Phoenix Group has approached its privately owned rival Guardian Financial Services about a £1bn-plus takeover that would continue the deal frenzy sweeping the UK insurance sector.
Sky News has learnt that Phoenix, which is a consolidator of closed life assurance funds, is in tentative talks with Cinven, Guardian's owner, about a deal that would create a £70bn asset manager.
A takeover of Guardian would reunite Phoenix with roughly £1.7bn of pension annuity assets that it previously owned, but which it was forced to sell in an attempt to slash its huge debt-pile.
Phoenix, which has a market value of £1.9bn and now has net debt of £1.7bn, is not the only party in discussions with Cinven, according to people close to the situation.
Admin Re, with which Phoenix has held merger talks in the past, is also among the companies which has been examining a takeover of Guardian, they said.
CVC Capital Partners, the buyout firm, also expressed an interest in buying Guardian earlier this year.
Cinven is also exploring the possibility of a stock market flotation for Guardian, which would be likely to take place next year and which reports have suggested could value it at about £2bn.
The life assurer's current owner is understood to have identified a new chief executive to replace Jonathan Yates, who resigned earlier this year.
If Phoenix does secure a deal, it would cost well in excess of £1bn and underline the growing desire for consolidation across the UK's insurance sector.
City sources said Cinven would not make any decisions about Guardian's future before a decision by the insurance watchdog - expected in the coming weeks - about regulatory requirements for the industry under a framework called Solvency-II.
Phoenix has slashed its debt mountain from a peak of £3.5bn, and received a welcome boost during the summer when it was restored to an investment grade credit rating by Fitch Ratings.
Guardian manages roughly £18bn in assets on behalf of 695,000 customers in the UK and Ireland, while Phoenix has 5m policy-holders and £52bn in assets.
Phoenix has been examining a takeover of Guardian for some time, and its interest is understood to pre-date the appointment of Henry Staunton as its new chairman.
Mr Staunton replaced Sir Howard Davies, who has joined Royal Bank of Scotland in the same role just weeks after completing his Government-commissioned review of airport runway capacity in the south-east of England.
The approaches to buy Guardian come amid a shake-up in the annuities sector and other parts of the UK's life insurance and pensions industries following reforms announced by George Osborne, the Chancellor, in his Budget last year.
Annuities had effectively been mandatory for people with defined contribution pension schemes because of the tax implications, but the Government's changes to the rules have given consumers far greater flexibility.
So far this year, Aviva sealed a £5.2bn takeover of Friends Life, while Just Retirement and Partnership Assurance - also part-owned by Cinven - unveiled plans to merge during the summer.
Cinven bought Guardian towards the end of 2011 for £275m from Aegon, the Dutch financial services group, and has since made a series of further bolt-on acquisitions.

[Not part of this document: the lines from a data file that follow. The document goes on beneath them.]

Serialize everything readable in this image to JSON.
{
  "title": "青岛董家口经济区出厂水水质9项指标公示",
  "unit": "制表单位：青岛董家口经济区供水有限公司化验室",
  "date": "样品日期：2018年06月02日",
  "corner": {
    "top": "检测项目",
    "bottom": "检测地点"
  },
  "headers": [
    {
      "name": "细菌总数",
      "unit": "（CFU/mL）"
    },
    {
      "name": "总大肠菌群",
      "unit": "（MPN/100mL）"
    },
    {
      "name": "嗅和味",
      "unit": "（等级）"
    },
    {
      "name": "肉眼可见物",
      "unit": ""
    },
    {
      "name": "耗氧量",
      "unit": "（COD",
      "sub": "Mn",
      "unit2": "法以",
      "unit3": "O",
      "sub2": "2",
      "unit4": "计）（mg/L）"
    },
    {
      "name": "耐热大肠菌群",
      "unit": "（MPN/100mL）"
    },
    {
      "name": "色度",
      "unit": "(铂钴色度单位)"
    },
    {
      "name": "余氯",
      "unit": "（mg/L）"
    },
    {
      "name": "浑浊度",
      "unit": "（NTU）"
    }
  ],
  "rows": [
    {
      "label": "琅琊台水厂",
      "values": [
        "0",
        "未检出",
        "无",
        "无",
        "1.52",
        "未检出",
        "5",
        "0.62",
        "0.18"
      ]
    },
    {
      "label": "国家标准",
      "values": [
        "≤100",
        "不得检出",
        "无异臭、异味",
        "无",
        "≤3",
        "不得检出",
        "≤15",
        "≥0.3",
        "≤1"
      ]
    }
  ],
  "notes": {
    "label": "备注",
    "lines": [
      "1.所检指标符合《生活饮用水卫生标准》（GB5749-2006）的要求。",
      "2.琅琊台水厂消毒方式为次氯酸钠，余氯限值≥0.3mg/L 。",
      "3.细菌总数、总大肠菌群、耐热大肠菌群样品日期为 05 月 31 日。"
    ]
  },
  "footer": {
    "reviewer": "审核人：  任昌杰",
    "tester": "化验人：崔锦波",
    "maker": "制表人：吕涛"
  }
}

Those takeovers included Ark Life, which was sold by AIB in Ireland in December 2013, and two deals with Phoenix.
Last October, Guardian said the "financial profile of closed life funds is attractive ... due to their highly visible and very stable long-term cashflows and the potential for attractive returns on equity".
In 2012, CVC walked away from a takeover of Phoenix after weeks of talks, but insiders confirmed its ongoing interest in the sector.
Cinven and Phoenix both declined to comment on Wednesday.